Strangler-fig, not big-bang. The pip package keeps working throughout;
the binary takes over one subcommand at a time.

- **Phase 0 — spike (de-risk).** Port the two lowest-risk,
zero-analysis commands — `forge doctor` and `forge install githooks`
— to a prototype binary. They are pure orchestration with no Python
analysis and exercise the hardest cross-platform paths (filesystem,
markers, `gh`). Outcome: confidence on the build/sign/distribute
pipeline before committing to the full port. **Reversible**: prototype
lives on a branch, ships nothing.
- **Phase 1 — core orchestration + IPC contract.** Port
`forge-precommit` (dispatcher only — it already shells out), the
installers, and the post-merge/checkout hooks. Write
`docs/ipc-contract.md`. The dispatcher invokes the **existing pip
console-scripts** for every analysis step, so nothing in the Python
pack changes yet. Ship the binary on npm + GitHub Releases as a
preview channel.
- **Phase 2 — generic validators + audits.** Move the language-agnostic
verifiers (`repo-structure`, `manifest`, `plugin-version`,
`pr-squash-comment`, the generic audits) into the binary. Generalize
`audit-suppressions` across ecosystems while doing so.
- **Phase 3 — slim the Python package to `forge-analysis`.** Strip the
now-duplicated orchestration from the pip package, leaving only the
AST/Python-tool analyzers. Publish as `forge-analysis`. The binary
detects and invokes it when present; absent, the analysis steps
self-skip (the existing skip behaviour).
- **Phase 4 — switch defaults + deprecate.** Make the binary the
documented install path. Mark the legacy all-in-one pip package
deprecated with a one-window timeline; `forge doctor` warns. After the
window, remove it (clean break).

Each phase is independently shippable and leaves a working forge. At any
phase the project can stop and hold a stable hybrid.

## 10. Risks & tradeoffs

- **Dual codebase, permanently.** Two languages, two toolchains, a
versioned contract between them. This is the standing cost; it does
not go away after migration.
- **Release machinery.** Cross-compilation, macOS notarization, four+
publish channels. Materially heavier than `git tag`.
- **Windows is new ground.** The pip package is platform-agnostic; a
binary makes Windows a first-class test+sign target for the first
time.
- **Reimplementation risk.** The installers carry subtle, well-tested
logic (idempotency, body-sha, semver, `gh` integration). Re-porting
must preserve it; the golden-file + contract tests in §8 are the
guard.
- **Ecosystem confusion.** "Which forge do I install?" Mitigation:
`forge doctor` as the single source of truth on what's installed and
what to run; one canonical install doc per consumer type.

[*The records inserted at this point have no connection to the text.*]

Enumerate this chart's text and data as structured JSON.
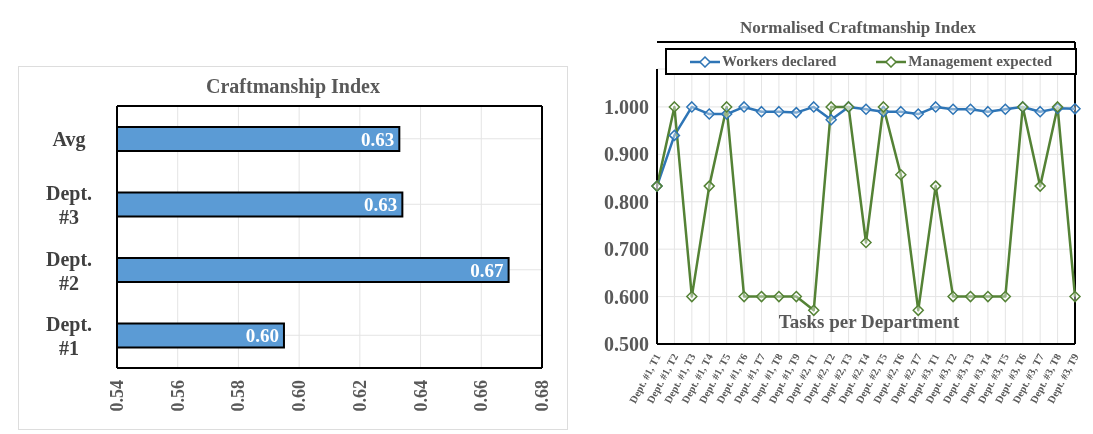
{
  "chart_data": [
    {
      "type": "bar",
      "orientation": "horizontal",
      "title": "Craftmanship Index",
      "categories": [
        "Avg",
        "Dept. #3",
        "Dept. #2",
        "Dept. #1"
      ],
      "values": [
        0.633,
        0.634,
        0.669,
        0.595
      ],
      "value_labels": [
        "0.63",
        "0.63",
        "0.67",
        "0.60"
      ],
      "color": "#5b9bd5",
      "xlim": [
        0.54,
        0.68
      ],
      "xticks": [
        {
          "value": 0.54,
          "label": "0.54"
        },
        {
          "value": 0.56,
          "label": "0.56"
        },
        {
          "value": 0.58,
          "label": "0.58"
        },
        {
          "value": 0.6,
          "label": "0.60"
        },
        {
          "value": 0.62,
          "label": "0.62"
        },
        {
          "value": 0.64,
          "label": "0.64"
        },
        {
          "value": 0.66,
          "label": "0.66"
        },
        {
          "value": 0.68,
          "label": "0.68"
        }
      ],
      "grid": true
    },
    {
      "type": "line",
      "title": "Normalised Craftmanship Index",
      "xlabel": "Tasks per Department",
      "categories": [
        "Dept. #1, T1",
        "Dept. #1, T2",
        "Dept. #1, T3",
        "Dept. #1, T4",
        "Dept. #1, T5",
        "Dept. #1, T6",
        "Dept. #1, T7",
        "Dept. #1, T8",
        "Dept. #1, T9",
        "Dept. #2, T1",
        "Dept. #2, T2",
        "Dept. #2, T3",
        "Dept. #2, T4",
        "Dept. #2, T5",
        "Dept. #2, T6",
        "Dept. #2, T7",
        "Dept. #3, T1",
        "Dept. #3, T2",
        "Dept. #3, T3",
        "Dept. #3, T4",
        "Dept. #3, T5",
        "Dept. #3, T6",
        "Dept. #3, T7",
        "Dept. #3, T8",
        "Dept. #3, T9"
      ],
      "series": [
        {
          "name": "Workers declared",
          "color": "#2e75b6",
          "values": [
            0.833,
            0.94,
            1.0,
            0.985,
            0.985,
            1.0,
            0.99,
            0.99,
            0.988,
            1.0,
            0.973,
            1.0,
            0.995,
            0.99,
            0.99,
            0.985,
            1.0,
            0.995,
            0.995,
            0.99,
            0.995,
            1.0,
            0.99,
            0.997,
            0.996
          ]
        },
        {
          "name": "Management expected",
          "color": "#548235",
          "values": [
            0.833,
            1.0,
            0.6,
            0.833,
            1.0,
            0.6,
            0.6,
            0.6,
            0.6,
            0.571,
            1.0,
            1.0,
            0.714,
            1.0,
            0.857,
            0.571,
            0.833,
            0.6,
            0.6,
            0.6,
            0.6,
            1.0,
            0.833,
            1.0,
            0.6
          ]
        }
      ],
      "ylim": [
        0.5,
        1.08
      ],
      "yticks": [
        {
          "value": 0.5,
          "label": "0.500"
        },
        {
          "value": 0.6,
          "label": "0.600"
        },
        {
          "value": 0.7,
          "label": "0.700"
        },
        {
          "value": 0.8,
          "label": "0.800"
        },
        {
          "value": 0.9,
          "label": "0.900"
        },
        {
          "value": 1.0,
          "label": "1.000"
        }
      ],
      "grid": true,
      "legend": "top",
      "marker": "diamond",
      "line_style": "solid"
    }
  ]
}
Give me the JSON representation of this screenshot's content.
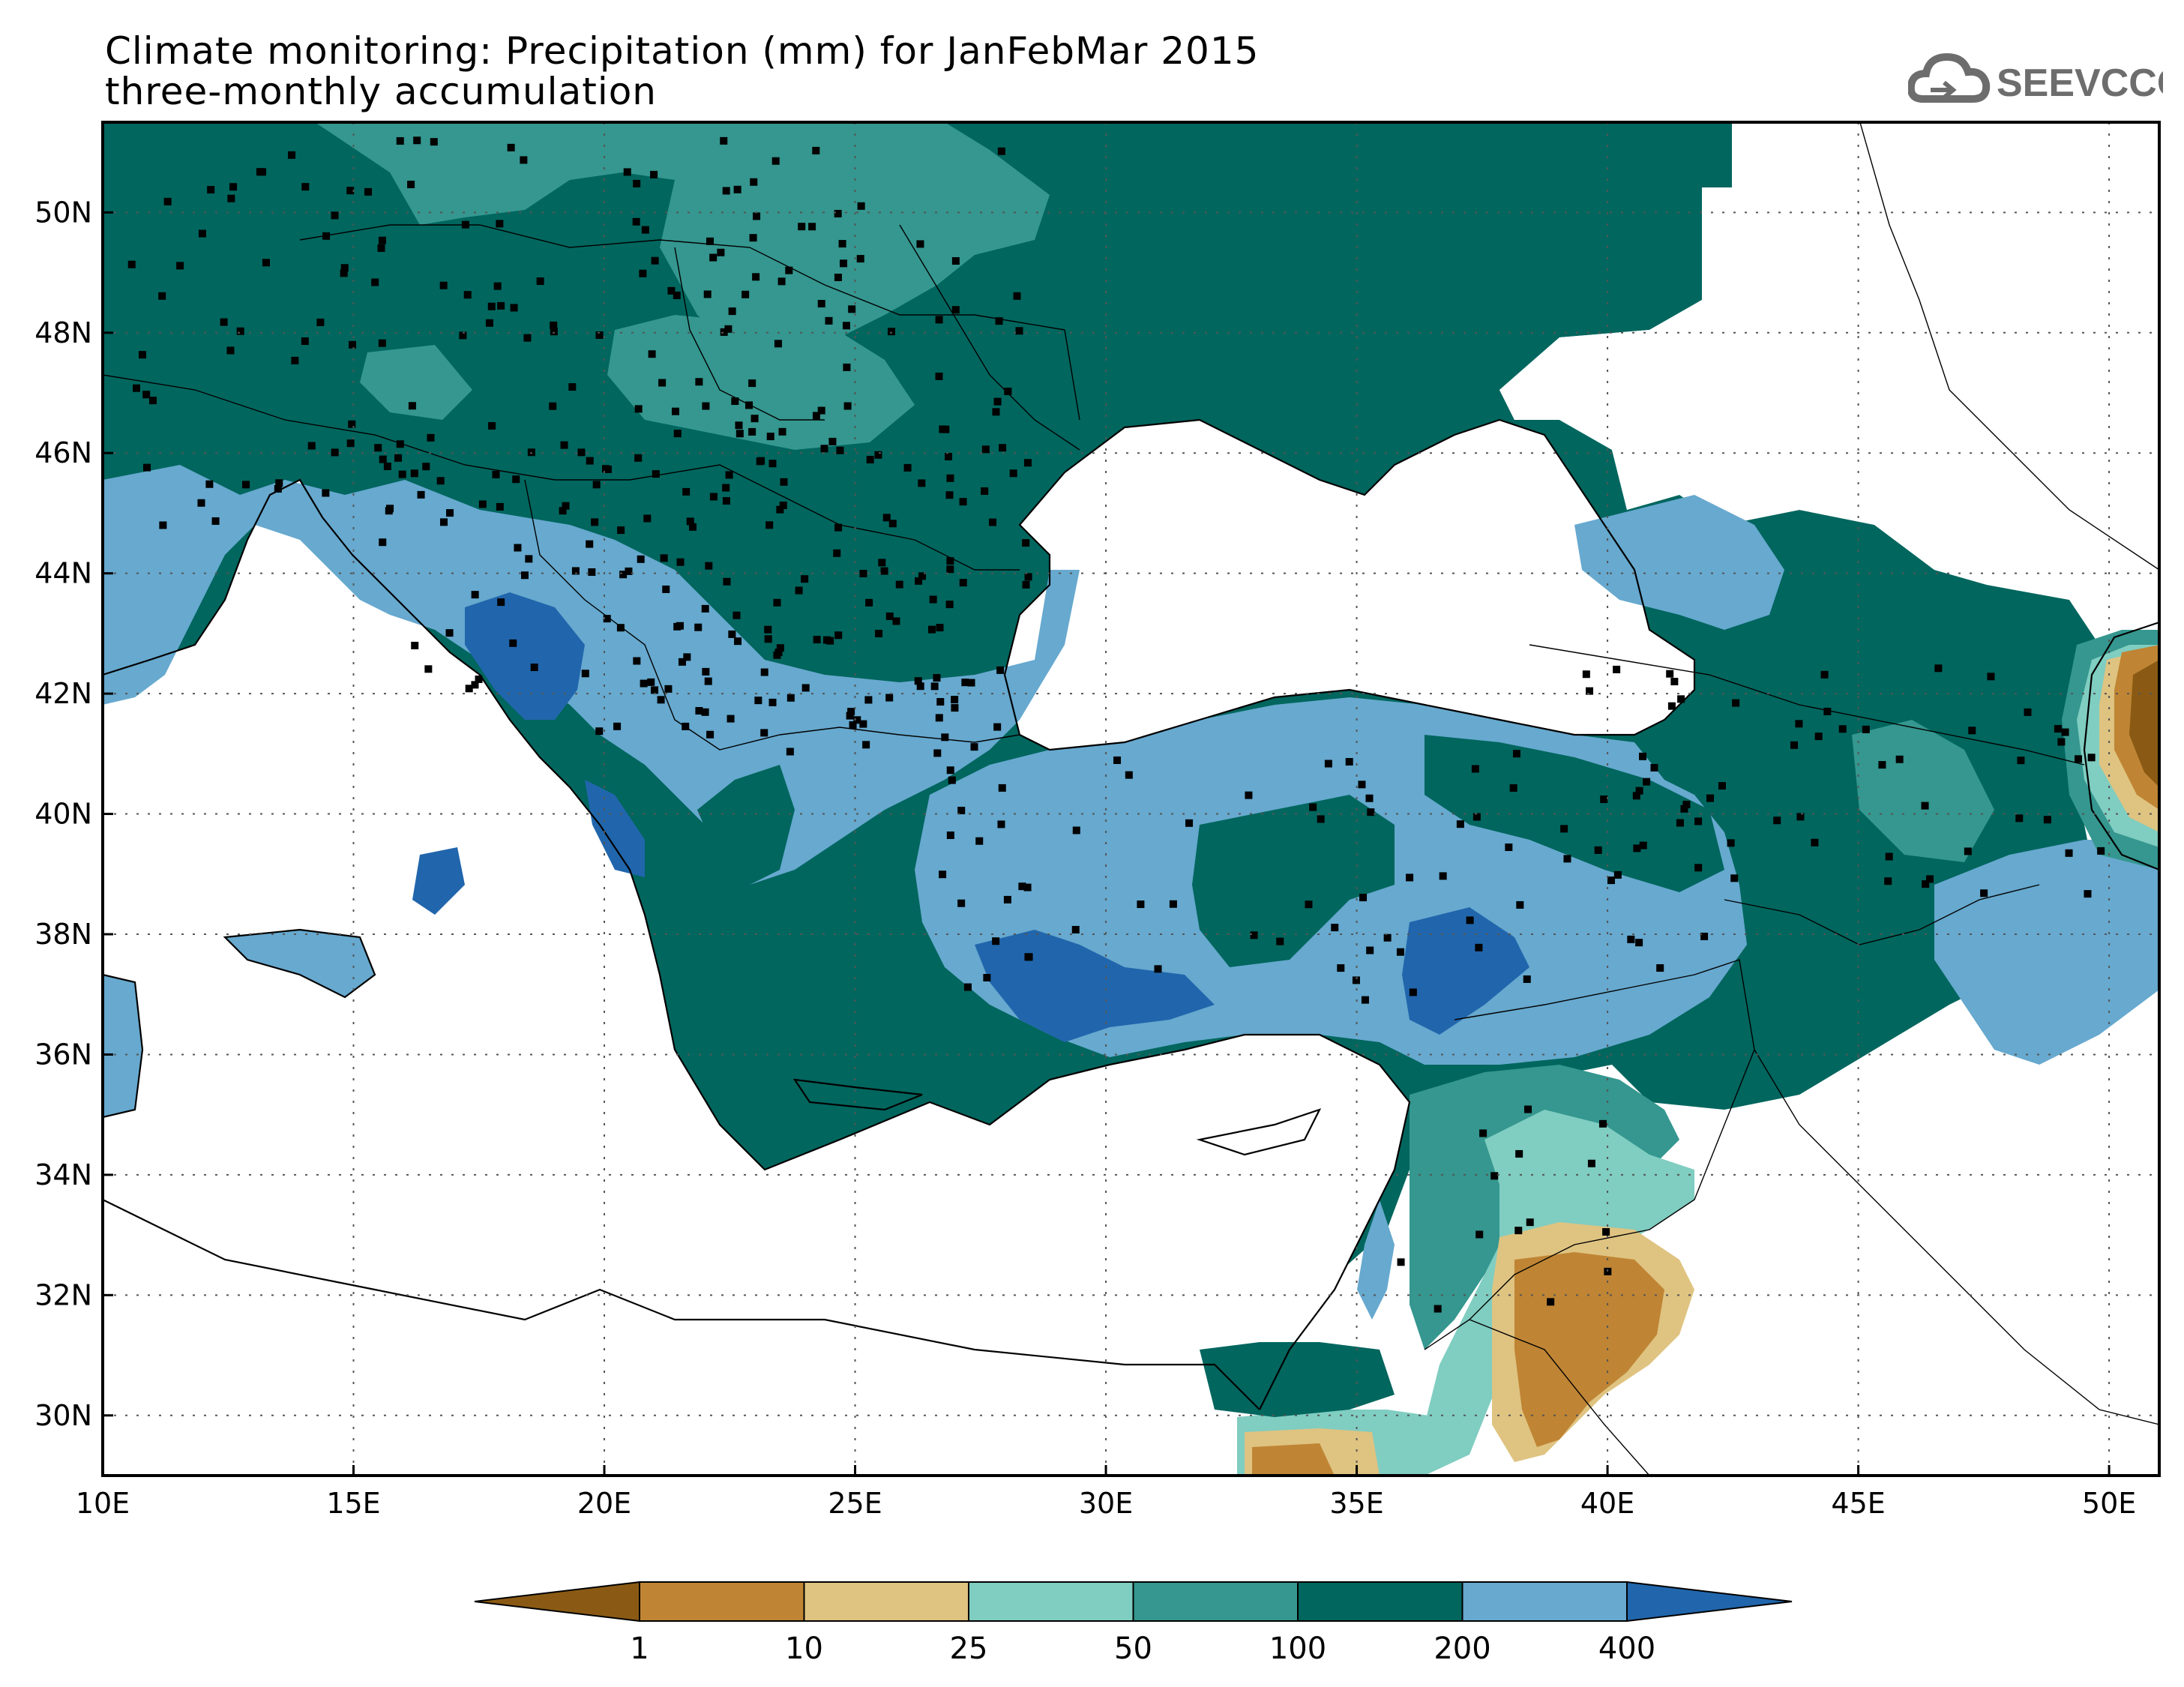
{
  "title": {
    "line1": "Climate monitoring: Precipitation (mm) for JanFebMar 2015",
    "line2": "three-monthly accumulation"
  },
  "logo": {
    "text": "SEEVCCC",
    "icon": "cloud-icon",
    "color": "#6d6d6d"
  },
  "map": {
    "lon_range": [
      10,
      51
    ],
    "lat_range": [
      29,
      51.5
    ],
    "lon_ticks": [
      {
        "value": 10,
        "label": "10E"
      },
      {
        "value": 15,
        "label": "15E"
      },
      {
        "value": 20,
        "label": "20E"
      },
      {
        "value": 25,
        "label": "25E"
      },
      {
        "value": 30,
        "label": "30E"
      },
      {
        "value": 35,
        "label": "35E"
      },
      {
        "value": 40,
        "label": "40E"
      },
      {
        "value": 45,
        "label": "45E"
      },
      {
        "value": 50,
        "label": "50E"
      }
    ],
    "lat_ticks": [
      {
        "value": 30,
        "label": "30N"
      },
      {
        "value": 32,
        "label": "32N"
      },
      {
        "value": 34,
        "label": "34N"
      },
      {
        "value": 36,
        "label": "36N"
      },
      {
        "value": 38,
        "label": "38N"
      },
      {
        "value": 40,
        "label": "40N"
      },
      {
        "value": 42,
        "label": "42N"
      },
      {
        "value": 44,
        "label": "44N"
      },
      {
        "value": 46,
        "label": "46N"
      },
      {
        "value": 48,
        "label": "48N"
      },
      {
        "value": 50,
        "label": "50N"
      }
    ],
    "grid": "dotted"
  },
  "colorbar": {
    "colors": [
      "#8a5a14",
      "#bf8534",
      "#dfc381",
      "#80cdc1",
      "#35978f",
      "#01665e",
      "#67a9cf",
      "#2166ac"
    ],
    "labels": [
      "1",
      "10",
      "25",
      "50",
      "100",
      "200",
      "400"
    ]
  }
}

## 11. Decision gate: when this is worth doing

The architecture is sound and the migration is de-riskable. The
question is **not** technical — it is whether the payoff justifies a
permanent dual-codebase.

Proceed **only if** forge's roadmap includes a **growing set of
non-Python consumer repos** for which the Python tax is a real adoption
barrier. The binary's whole value is "governance layer, any repo, no
interpreter."

Do **not** proceed if the non-Python demand is one or two repos. For
that, the cheaper answer is native per-repo tooling (e.g. a hook
runner + a conventional-commit linter + the repo's existing linters,
porting only forge's *conventions*, not its code) — no fork, no dual
codebase, no release pipeline.

Recommended gate: **a documented count of ≥ N non-Python repos**
(suggest N ≥ 3) committed to adopting forge's governance layer, before
Phase 0 is funded. Phase 0 itself is cheap enough to run as a
time-boxed spike to validate the pipeline regardless.

## 12. Open questions

- npm scope/name for the binary package, and whether the PyPI package
renames to `forge-analysis` or keeps `forge-scripts` with a slimmed
surface.
- Whether `forge-next-prep`'s dual-track tag logic stays in the binary
or is simple enough to remain a thin script.
- How the Claude plugin pins/declares the minimum binary version it
needs (plugin → binary compatibility is a fourth edge).
- Whether to keep a pure-Python fallback implementation of the core for
environments that cannot run an arbitrary binary (locked-down CI),
or document "use the pip package on the legacy channel" for that case.